Arpin’s Donald Frazier explained the cost of going back and checking customers’ accounts after a breach to make sure important information is protected comes directly from the company that has been hacked.
“The moment you have a breach like that, they suspect everything,” he said. “The cost could range anywhere from a couple of thousand to several hundred-thousand dollars. And you could even be talking about millions.”
“It isn’t going to go away,” Frazier added. “No one is immune. If you have not done some preparation, you’re setting yourself up because you will be penalized on the fact that you haven’t taken any steps to try to protect the information.”
In addition to monetary costs, security breaches will likely become a burden on productivity and overall fleet operations. As with most companies in business today, Arpin depends on email as 85-90% of its business transactions with customers. So a breach that spams customers and employees could bring business operations to a halt. To strengthen its network security, Arpin asks that its employees use dual-password authentication—one password to log into the system and another to get into the application both in and out of the actual facility.
“We have a lot of people working from their homes and working from their trucks,” Frazier noted. “We do a lot of authentication to make sure it’s who we think it is. It minimizes the hacking risk because when you’re looking at who’s in your system at a given time, it should be the people who have passed two-level authentication.”
To ensure its units stay protected out in the field, Arpin conducts what it calls equipment lockdowns. During a lockdown, equipment—electronic logging devices, for instance—is made inert and removed from the trucks, so potential thieves don’t have access to it.
In addition to not properly protecting equipment and devices, one of the most common mistakes Frazier said he has seen other businesses and trucking companies make is completely handing off cybersecurity responsibilities to a third-party company.

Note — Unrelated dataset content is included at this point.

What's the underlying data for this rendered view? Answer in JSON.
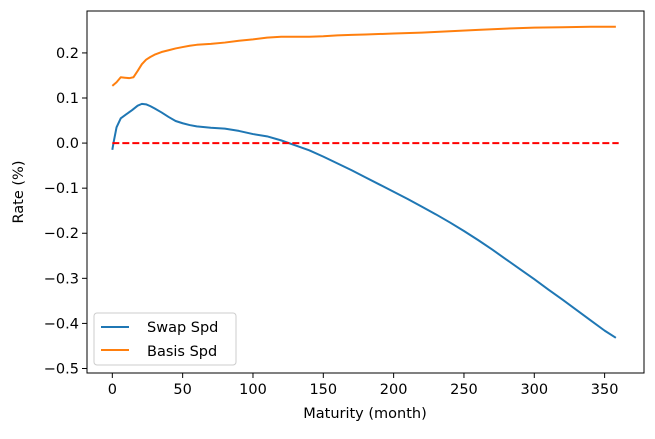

“Hacking isn’t something that can be put off to a third party,” he explained. “They should be partnering with you to create protection. It’s about continuing education and keeping things current. I understand the hurt in the wallet. I’ve been in this business for almost 40 years. And the truth of the matter is it’s just like a truck: Pay for it and maintenance the eyeballs out of it to keep it on the road. This is no different.”
As Frazier pointed out, employees are still the strongest and weakest link when it comes to securing fleet operations. And for this carrier, regular training sessions and educational seminars have become invaluable, which is why it doesn’t look like Arpin will be cutting those yearly tests anytime soon.